Blinded By the Light

I might be irritated about the fact that our library looks like a Christmas tree at night because I’m from California. Californians are notoriously hypersensitive about brown-outs, wildfires in triple-digit temperatures, earthquake drills that force us to cower under our desks, jokes involving “The Terminator” or our state’s crumbling off the edge of the continental U.S. But we are perhaps most sensitive when it comes to wasting.

Wasting really bugs me. And to make a generalization, most people out here on the East Coast just can’t be bothered to turn off the water while brushing their teeth, to recycle cereal boxes and milk cartons or to save leftovers.

But what really gets to me is waste’s becoming a university-endorsed policy. Whenever I pass by the sad, gutted beast that used to be our beloved library at night, I grit my Californian teeth and wonder, “Why the heck are there so many lights on?”

Initially, I assumed that workers were busy round the clock, laboring deep into the night in order to finish construction in a timely matter. But a nocturnal study of the site reveals that nobody is doing much of anything to our library at night. One of my friends suggested that perhaps it’s cheaper just to leave the lights on all day, rather than turning them on and off, ? la a car’s engine, but that didn’t make too much sense to me either.

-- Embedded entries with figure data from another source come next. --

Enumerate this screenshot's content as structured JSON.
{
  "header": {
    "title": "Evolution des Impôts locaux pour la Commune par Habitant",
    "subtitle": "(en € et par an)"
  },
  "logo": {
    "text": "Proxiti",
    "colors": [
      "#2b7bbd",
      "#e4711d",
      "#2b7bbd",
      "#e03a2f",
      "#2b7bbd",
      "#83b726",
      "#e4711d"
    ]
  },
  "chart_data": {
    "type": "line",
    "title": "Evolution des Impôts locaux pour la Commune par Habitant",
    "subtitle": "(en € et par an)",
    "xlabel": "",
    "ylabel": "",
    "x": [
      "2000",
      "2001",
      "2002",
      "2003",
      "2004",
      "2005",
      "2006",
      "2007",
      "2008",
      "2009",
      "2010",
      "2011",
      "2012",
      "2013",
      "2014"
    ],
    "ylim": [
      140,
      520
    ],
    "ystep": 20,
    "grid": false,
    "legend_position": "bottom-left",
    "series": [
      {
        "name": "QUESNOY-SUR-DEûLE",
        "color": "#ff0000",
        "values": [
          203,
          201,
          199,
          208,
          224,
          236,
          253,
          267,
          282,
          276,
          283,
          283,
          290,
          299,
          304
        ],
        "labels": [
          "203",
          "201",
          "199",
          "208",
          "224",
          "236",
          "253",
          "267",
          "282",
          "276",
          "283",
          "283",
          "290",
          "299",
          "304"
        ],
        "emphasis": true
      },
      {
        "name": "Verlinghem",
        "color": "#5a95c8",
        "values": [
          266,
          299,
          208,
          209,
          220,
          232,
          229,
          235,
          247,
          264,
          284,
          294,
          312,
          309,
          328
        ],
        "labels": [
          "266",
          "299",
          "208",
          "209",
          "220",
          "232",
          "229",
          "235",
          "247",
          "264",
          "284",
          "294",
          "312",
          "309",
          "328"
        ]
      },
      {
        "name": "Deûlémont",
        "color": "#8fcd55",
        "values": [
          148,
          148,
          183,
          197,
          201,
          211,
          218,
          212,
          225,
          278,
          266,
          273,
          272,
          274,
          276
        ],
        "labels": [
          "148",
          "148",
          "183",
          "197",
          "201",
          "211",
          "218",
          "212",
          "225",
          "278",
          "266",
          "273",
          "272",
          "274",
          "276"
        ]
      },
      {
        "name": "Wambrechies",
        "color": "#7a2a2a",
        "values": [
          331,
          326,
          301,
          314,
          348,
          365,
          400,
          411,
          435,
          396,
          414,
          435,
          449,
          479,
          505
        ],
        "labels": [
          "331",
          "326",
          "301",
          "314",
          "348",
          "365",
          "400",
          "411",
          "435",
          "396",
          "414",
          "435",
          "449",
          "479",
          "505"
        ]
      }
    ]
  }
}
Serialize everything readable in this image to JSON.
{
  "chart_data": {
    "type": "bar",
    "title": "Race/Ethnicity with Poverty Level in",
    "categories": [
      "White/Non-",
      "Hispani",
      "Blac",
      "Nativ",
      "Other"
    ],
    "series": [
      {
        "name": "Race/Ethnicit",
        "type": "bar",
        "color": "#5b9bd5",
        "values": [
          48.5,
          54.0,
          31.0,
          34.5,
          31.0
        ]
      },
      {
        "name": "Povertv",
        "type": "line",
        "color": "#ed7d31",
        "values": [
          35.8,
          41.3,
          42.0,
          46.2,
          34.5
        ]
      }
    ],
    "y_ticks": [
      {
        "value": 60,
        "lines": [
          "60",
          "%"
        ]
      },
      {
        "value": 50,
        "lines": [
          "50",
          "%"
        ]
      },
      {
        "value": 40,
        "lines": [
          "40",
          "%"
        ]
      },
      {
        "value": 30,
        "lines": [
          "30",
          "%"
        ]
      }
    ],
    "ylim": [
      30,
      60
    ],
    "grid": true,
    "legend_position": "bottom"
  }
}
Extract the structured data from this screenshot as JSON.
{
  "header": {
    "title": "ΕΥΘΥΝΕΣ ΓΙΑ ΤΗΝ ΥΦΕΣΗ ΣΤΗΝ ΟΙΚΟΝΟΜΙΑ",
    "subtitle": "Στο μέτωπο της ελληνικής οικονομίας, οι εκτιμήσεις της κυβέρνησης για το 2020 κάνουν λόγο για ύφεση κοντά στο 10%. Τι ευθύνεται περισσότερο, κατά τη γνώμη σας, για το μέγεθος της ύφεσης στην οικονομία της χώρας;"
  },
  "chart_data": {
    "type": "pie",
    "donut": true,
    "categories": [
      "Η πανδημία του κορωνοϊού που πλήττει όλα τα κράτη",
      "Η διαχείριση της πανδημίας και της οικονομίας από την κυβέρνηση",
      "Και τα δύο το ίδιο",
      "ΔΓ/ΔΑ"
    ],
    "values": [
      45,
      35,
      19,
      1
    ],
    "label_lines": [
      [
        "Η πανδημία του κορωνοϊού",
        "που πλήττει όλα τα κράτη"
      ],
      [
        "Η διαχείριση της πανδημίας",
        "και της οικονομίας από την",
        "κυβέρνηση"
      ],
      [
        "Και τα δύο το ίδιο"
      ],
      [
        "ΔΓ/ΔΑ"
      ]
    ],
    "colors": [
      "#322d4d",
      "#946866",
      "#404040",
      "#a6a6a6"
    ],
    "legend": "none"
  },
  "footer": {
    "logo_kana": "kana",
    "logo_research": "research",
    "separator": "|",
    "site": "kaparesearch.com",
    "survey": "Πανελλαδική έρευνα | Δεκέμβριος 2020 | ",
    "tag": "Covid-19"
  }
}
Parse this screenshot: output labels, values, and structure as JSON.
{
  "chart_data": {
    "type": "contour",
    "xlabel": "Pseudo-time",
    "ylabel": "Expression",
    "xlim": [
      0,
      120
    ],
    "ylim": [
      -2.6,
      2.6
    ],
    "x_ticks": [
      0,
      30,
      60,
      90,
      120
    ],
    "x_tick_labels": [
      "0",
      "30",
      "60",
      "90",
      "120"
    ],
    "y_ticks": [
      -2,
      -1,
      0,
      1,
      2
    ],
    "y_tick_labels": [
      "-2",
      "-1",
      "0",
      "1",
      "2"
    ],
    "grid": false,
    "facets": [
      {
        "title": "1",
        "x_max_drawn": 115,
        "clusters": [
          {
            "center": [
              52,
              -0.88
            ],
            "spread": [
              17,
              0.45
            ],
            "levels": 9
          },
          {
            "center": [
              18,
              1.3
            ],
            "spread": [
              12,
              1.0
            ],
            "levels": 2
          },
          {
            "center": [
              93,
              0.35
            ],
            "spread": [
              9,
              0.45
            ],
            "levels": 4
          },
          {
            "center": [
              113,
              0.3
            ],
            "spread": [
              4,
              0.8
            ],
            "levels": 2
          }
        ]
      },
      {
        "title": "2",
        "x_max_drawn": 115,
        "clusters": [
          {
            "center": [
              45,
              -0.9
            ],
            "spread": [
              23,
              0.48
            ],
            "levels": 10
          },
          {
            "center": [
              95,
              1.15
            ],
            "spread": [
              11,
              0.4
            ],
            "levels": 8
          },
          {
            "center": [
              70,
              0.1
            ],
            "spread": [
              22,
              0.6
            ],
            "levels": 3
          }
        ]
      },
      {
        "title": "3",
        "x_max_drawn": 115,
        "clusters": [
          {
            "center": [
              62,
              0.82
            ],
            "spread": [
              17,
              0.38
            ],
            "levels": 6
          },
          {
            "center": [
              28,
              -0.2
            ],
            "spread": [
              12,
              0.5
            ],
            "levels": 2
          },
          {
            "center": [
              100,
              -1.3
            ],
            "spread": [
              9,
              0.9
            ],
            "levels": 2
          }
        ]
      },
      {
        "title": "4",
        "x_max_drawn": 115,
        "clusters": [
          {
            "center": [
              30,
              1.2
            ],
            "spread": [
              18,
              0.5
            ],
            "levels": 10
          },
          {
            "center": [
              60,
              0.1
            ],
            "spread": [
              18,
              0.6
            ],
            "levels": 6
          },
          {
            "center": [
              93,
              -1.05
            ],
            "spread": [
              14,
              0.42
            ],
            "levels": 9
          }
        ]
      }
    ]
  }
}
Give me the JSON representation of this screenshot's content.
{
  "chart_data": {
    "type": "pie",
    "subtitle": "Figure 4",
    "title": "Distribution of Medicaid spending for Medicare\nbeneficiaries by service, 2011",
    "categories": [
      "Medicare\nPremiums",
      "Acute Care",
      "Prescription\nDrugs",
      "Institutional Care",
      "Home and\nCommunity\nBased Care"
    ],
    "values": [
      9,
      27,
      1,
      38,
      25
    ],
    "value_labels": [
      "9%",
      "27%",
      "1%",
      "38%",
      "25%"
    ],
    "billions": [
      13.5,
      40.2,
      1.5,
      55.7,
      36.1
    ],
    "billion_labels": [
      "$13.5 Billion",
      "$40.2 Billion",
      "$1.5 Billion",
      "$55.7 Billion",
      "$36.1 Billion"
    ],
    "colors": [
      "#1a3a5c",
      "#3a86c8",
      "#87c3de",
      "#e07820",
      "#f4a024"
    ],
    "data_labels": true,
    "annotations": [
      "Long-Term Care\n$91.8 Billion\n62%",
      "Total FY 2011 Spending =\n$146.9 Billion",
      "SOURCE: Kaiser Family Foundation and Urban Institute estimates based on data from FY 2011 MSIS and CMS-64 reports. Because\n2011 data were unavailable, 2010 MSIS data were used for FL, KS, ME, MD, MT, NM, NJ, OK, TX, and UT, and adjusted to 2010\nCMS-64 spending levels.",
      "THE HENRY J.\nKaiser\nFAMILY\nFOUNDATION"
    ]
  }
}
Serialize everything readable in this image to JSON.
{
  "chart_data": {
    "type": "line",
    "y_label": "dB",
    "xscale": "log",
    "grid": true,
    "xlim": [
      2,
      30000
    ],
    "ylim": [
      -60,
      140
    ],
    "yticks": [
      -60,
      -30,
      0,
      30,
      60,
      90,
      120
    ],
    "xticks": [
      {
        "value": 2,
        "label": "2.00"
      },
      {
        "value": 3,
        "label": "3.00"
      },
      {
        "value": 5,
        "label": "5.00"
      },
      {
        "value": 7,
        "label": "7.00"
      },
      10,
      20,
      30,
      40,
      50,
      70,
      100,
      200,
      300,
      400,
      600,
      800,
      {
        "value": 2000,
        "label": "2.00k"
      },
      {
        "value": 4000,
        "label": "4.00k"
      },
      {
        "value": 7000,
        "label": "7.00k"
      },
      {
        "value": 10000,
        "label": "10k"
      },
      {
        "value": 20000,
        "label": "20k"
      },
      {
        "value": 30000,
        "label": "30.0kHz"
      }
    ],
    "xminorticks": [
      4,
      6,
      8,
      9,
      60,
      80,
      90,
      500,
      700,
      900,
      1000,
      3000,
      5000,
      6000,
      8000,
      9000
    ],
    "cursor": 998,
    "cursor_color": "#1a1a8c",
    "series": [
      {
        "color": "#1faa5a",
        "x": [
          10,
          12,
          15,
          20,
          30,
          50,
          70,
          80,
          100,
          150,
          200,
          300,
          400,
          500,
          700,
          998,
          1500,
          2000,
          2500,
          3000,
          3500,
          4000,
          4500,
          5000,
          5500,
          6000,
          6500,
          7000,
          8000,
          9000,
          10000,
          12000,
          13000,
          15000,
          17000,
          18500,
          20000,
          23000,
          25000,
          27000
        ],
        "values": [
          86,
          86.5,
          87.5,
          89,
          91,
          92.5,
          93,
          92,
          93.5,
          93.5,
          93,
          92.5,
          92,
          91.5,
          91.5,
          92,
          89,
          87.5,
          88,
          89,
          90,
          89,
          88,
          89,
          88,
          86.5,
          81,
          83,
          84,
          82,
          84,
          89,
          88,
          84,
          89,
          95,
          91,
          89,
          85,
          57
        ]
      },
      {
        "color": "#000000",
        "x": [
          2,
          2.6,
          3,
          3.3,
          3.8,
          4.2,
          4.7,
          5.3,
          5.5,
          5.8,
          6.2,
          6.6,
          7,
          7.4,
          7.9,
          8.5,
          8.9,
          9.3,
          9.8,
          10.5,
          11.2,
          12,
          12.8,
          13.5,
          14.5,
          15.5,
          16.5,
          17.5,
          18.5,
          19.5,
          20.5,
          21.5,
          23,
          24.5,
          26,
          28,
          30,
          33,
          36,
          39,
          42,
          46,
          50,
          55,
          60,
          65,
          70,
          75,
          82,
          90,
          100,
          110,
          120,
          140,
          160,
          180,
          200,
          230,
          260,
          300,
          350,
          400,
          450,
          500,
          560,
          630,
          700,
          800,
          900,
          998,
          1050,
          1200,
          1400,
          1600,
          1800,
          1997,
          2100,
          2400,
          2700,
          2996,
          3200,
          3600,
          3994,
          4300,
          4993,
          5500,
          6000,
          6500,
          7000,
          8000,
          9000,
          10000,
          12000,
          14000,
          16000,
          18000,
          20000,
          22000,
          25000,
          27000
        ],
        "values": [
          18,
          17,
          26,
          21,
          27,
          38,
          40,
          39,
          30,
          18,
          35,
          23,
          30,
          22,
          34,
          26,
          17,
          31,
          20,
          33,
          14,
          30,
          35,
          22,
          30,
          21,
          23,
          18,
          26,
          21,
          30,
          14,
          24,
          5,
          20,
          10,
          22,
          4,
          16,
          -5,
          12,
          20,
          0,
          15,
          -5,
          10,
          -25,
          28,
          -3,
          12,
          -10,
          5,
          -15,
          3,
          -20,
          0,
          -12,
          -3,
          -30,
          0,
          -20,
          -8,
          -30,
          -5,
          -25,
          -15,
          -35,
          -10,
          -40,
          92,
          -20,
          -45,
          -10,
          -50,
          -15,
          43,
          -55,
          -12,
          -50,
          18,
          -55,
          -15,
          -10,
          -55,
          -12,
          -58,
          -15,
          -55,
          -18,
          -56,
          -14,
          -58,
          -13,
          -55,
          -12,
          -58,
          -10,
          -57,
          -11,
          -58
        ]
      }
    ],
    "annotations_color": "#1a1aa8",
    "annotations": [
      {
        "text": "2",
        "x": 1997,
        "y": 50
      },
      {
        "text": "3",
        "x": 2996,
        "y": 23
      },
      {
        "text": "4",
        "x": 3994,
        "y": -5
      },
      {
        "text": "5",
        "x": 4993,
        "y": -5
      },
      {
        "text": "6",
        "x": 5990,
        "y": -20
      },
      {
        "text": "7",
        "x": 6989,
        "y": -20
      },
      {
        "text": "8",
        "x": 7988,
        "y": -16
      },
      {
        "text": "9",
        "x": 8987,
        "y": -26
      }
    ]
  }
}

I wanted to get to the bottom of the mystery, so I emailed Associate Director for Construction and Manager of Capital Projects, Joe Bello. This was his reply to my query: “The purpose for the lights running 24/7 is for both security and life safety. If someone was to trespass or wander onto the site in the evening hours, Campus Safety could detect them quicker.” He also added, “This is a risk management decision and is encouraged by our insurance company.”

The key word in Joe’s email is “trespass.” We are wasting countless energy and dollars (you know it can’t be cheap) in case some lost student happens to “wander” onto the site, even though the area is clearly labeled and fenced off. Is it just me, or does trespassing sound like it wouldn’t happen? Most students seem too angry about the current state of the library to get anywhere near it, especially at night. The possibility of drunken debauchery certainly exists, but with all the precautions in place, it seems unlikely.

I talked to the Assistant Director of Campus Safety, Gert Neubauer who confirmed my suspicions. She could not remember any incidents, either this semester or last semester, in which Campus Safety had to deal with a trespasser on the construction site. I could look through every Campus Safety Blotter to find the exact number, but I’ll save myself the time. I think it’s safe to say, trespassing is just not happening. The lights are a total waste.

But I also read Bello’s nod to insurance loud and clear. This seems to be the main motivating force behind the decision, unnecessary and costly as it may be.

So then I guess my question is, “Why must there be so many lights?” I haven’t looked up close (that would be trespassing), but there seem to be a lot of them. Do Campus Safety officers suffer from poor vision to the point that they need lights on every corner of every floor to guide their way when chasing non-existent trespassers? I don’t think so.

As Frank Badalato wrote in last week’s Editor’s Column, this library construction has been riddled with problems from the beginning, many of them monetary. Is wasting electricity to placate an insurance company really the best way to be spending funds? Maybe. But at this point, I’d ready to head back to the less wasteful West Coast rather than deal with this wasteful project anymore.